Gündüz: Çocuk edebiyatı tarihinin çok eskilere gitmediğini, Batıda 17.yy’larda çocuk edebiyatı ürünleri verilmeye başlanırken, Bizde daha geç başlamış ve Osmanlı’nın son dönemlerinde birkaç tane, Cumhuriyet döneminde ise Köy Enstitüleri sonrası ürünler verilmeye başlandığını belirtterek, kendisinin de Köy Enstitüsü mezunu bir köy öğretmeninin çocuğu olarak kitaplarla erken yaşlarda buluşmuş olduğunu ve lise yıllarında yazmaya başladığını vurguladı.
Türkiye’nin önde gelen eğitimcilerinin yurt dışına gönderilmeleri ve çocuk eğitimiyle ilgili bilgi almış olarak dönüşleriyle, okullarda derslerde anlatımları ve akabinde özgün eserlerin verilmesiyle çocuk edebiyatı kavramıyla tanışılmış olduğunu belirterek, “Çocuk edebiyatı: Sanatsal açısından büyüklük edebiyatından farklı olmayan, hedef kitlesi belirlenmiş (çocuklar ve yaş grupları) ve pedagojik kaygısı olan edebiyat türüdür.” tanımını verdi.
Gündüz: Çocuk edebiyatı yazarının, hedef kitlesi olan çocukların; 1-Fiziksel gelişimini, 2-Duygusal gelişimini, 3-Bilişsel gelişimini dikkate alarak eserini meydana getirmesi gerektiğini vurgulayarak şu iddiayı ortaya koydu. “Kitap okumayı sevmeyen çocuk yoktur.
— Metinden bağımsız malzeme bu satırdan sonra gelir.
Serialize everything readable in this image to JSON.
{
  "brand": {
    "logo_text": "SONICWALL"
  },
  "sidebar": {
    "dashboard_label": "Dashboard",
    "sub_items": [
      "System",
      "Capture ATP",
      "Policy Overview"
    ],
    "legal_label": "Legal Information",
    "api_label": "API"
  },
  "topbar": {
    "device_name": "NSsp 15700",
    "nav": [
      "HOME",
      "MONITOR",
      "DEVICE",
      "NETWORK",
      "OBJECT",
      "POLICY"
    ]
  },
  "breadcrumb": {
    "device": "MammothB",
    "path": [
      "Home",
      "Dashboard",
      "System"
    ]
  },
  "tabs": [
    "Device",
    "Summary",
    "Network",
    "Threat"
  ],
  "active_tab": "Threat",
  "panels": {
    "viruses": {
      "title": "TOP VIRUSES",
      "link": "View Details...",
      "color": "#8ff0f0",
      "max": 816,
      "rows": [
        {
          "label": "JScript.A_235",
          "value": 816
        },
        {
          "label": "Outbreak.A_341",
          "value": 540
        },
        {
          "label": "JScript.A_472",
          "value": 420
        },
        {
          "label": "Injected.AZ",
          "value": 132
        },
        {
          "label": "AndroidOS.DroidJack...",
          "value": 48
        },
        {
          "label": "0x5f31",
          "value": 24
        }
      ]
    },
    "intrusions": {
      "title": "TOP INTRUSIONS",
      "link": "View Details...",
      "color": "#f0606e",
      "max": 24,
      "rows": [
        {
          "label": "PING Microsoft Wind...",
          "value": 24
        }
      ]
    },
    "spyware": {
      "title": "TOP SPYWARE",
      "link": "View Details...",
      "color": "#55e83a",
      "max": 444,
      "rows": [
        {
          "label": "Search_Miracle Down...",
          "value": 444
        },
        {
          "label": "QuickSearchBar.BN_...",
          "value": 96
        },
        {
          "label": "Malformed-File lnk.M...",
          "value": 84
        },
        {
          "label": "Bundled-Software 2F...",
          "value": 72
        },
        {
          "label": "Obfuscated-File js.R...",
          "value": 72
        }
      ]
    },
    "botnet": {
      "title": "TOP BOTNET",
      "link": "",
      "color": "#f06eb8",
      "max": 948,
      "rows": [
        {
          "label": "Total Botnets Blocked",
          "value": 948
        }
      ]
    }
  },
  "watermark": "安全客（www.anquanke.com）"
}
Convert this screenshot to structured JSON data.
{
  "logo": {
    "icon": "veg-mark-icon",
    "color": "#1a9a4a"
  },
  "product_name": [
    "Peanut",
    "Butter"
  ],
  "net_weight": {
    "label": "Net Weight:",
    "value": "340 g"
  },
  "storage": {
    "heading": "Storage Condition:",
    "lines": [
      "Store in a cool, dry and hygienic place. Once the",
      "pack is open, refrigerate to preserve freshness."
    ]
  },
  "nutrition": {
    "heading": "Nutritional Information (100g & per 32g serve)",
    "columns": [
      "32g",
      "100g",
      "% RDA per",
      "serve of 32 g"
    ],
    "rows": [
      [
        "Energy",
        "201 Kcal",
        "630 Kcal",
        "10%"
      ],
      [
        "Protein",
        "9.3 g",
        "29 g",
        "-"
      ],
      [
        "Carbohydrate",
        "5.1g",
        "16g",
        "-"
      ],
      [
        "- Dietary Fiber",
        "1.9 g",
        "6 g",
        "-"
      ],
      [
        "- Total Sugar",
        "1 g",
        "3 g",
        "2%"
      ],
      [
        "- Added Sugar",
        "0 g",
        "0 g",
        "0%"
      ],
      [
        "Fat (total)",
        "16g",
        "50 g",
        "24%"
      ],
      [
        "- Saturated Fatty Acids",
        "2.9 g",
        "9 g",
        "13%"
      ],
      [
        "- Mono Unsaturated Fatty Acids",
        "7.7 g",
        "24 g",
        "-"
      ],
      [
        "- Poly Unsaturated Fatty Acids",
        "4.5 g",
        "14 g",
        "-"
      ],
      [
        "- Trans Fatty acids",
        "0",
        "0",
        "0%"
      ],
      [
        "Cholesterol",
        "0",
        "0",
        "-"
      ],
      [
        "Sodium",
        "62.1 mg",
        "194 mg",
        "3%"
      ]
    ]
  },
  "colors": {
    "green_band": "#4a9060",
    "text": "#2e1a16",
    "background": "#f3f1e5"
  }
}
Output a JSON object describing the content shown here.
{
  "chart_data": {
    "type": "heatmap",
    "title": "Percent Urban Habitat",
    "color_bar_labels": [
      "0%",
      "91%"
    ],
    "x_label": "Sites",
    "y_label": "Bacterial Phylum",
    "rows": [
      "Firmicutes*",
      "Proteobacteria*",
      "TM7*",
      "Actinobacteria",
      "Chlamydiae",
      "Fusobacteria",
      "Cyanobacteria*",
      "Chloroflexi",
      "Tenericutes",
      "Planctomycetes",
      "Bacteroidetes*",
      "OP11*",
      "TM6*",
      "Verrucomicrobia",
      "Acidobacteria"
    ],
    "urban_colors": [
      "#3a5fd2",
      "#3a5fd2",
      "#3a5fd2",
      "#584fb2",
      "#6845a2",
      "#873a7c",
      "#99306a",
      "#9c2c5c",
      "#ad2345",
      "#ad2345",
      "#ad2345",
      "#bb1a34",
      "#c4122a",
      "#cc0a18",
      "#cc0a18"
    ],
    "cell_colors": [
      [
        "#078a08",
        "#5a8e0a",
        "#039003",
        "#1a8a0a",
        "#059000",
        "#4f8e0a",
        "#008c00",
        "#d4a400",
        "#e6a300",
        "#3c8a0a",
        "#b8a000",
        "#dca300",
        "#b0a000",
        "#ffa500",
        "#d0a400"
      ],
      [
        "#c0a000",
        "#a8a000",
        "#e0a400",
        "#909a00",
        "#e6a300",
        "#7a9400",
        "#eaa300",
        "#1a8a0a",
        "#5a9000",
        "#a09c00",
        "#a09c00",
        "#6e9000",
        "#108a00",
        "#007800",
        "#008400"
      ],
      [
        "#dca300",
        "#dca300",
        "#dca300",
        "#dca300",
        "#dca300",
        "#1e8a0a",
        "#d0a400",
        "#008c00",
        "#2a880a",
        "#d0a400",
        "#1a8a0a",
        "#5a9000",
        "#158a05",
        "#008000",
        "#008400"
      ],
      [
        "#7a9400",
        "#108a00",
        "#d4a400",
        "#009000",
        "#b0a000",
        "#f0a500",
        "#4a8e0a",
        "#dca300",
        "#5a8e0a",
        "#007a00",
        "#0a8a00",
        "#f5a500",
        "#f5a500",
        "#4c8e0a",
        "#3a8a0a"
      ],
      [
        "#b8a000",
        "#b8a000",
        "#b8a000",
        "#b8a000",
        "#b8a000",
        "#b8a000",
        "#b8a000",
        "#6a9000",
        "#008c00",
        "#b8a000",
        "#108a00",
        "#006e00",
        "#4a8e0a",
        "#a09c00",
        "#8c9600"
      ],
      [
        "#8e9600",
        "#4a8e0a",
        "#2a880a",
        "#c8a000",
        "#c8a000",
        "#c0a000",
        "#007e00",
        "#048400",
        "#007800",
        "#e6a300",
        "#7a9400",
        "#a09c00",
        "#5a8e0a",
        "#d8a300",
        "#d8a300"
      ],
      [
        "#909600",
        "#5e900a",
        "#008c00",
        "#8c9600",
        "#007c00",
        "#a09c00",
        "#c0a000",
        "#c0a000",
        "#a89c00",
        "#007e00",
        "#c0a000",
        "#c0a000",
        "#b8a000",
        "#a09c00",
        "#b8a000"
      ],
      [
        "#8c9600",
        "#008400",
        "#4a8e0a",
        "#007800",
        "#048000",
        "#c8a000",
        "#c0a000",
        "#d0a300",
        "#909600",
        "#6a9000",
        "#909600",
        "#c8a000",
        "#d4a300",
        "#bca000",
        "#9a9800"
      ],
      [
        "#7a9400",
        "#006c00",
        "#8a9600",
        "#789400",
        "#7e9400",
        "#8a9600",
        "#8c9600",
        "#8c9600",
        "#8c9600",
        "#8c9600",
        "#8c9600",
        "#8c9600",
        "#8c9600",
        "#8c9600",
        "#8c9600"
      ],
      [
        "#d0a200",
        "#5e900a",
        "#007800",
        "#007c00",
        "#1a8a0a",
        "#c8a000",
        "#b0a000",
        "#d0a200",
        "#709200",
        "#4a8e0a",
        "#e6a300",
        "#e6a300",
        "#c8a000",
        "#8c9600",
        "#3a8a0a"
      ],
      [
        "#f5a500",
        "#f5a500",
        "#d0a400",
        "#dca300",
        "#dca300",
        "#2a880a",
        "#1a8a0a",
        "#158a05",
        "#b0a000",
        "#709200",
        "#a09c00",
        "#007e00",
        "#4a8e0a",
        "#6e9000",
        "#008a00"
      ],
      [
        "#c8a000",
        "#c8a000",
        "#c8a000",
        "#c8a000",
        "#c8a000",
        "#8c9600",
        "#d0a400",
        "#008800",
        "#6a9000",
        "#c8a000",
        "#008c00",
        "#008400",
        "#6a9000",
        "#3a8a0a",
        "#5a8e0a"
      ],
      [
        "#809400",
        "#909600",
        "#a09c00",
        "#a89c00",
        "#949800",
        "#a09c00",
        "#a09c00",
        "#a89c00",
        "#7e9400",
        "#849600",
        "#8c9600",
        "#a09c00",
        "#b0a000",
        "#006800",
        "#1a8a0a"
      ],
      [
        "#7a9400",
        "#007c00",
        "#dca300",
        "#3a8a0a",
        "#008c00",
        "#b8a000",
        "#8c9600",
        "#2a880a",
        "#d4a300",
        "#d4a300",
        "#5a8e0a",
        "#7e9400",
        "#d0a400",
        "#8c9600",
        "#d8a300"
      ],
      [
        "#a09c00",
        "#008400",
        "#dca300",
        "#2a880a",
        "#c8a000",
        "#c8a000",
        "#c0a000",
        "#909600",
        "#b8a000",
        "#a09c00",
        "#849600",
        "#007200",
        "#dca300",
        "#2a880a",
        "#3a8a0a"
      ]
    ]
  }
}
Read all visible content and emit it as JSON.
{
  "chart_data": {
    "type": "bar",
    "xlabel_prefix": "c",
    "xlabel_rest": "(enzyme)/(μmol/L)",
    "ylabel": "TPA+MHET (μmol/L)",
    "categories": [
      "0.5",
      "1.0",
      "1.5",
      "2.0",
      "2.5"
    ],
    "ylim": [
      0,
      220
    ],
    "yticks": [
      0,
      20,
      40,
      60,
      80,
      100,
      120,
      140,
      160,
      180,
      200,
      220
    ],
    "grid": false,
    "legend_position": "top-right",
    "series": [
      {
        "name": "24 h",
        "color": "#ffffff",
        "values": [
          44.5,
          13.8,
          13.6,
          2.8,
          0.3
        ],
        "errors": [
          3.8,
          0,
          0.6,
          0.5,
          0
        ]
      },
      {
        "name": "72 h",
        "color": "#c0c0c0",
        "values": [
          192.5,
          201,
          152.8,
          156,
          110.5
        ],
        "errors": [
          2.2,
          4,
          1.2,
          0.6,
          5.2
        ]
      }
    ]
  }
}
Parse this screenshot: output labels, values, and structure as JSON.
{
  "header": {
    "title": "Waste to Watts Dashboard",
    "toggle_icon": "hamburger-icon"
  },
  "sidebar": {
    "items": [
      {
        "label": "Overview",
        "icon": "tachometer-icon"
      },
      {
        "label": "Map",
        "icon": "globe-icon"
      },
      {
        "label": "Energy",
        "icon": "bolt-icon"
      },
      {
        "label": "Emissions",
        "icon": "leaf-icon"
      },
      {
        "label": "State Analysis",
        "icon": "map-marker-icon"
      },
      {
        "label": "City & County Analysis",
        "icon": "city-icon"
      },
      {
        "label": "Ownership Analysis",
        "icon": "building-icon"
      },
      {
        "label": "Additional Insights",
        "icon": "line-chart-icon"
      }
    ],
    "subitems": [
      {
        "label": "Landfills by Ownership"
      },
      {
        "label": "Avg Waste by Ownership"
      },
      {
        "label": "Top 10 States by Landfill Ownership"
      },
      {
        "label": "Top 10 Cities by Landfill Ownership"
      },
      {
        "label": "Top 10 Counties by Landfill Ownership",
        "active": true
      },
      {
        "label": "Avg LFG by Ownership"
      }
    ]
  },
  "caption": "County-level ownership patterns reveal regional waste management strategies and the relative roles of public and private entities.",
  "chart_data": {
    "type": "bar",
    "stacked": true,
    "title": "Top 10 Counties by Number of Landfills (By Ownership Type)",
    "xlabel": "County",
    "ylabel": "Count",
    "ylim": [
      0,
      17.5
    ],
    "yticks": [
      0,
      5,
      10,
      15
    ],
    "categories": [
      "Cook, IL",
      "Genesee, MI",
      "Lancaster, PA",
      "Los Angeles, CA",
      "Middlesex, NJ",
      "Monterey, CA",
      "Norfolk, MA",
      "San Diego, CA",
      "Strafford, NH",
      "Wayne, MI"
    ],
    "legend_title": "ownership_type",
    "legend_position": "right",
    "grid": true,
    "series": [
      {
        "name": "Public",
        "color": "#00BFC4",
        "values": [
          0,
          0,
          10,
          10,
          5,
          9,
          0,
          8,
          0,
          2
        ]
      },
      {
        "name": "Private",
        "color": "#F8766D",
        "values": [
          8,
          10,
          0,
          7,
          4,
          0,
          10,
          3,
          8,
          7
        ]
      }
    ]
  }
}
Olsa olsa kendini sevdirmeyen, kötü yazılmış, zevksiz kitap vardır.”
Çocuklara erken yaşlarda eline iyi bir kitap verildiğinde, boş zamanlarını kitap okuyarak dolduracağını ve ilerde internet onun için araştırma yapacağı başvuru aracından başka bir şey olmayacağını belirtti.
Gündüz: Okuma kültürünün evde ailede başladığını yani anne ve babanın bizzat katılımıyla küçük yaşlarda çocuk kendini okuma ortamında bulması gerektiğini belirterek, Okullardaki Türkçe dersinin bir dolaylı anlatım dersi olduğunu, yani kendi dilimizin güzelliklerini (bize ait olan mecazlarını, söz sanatlarını, tekerlemelerini, atasözlerini) kazandırmak için, dili estetik bir şekilde kullanmak için (didaktik değil) okutulması amacıyla konulmuş olduğunu ve bu amacın gözetilerek derslerin daha fonksiyonel işlenmesinin gerekliliğini vurguladı.
Söyleşinin sonunda Sayın Üzeyir GÜNDÜZ‘e Enstitü adına Başkan Yrd. Şevki TEKE tarafından, günün anısına bir plaket takdim edildi.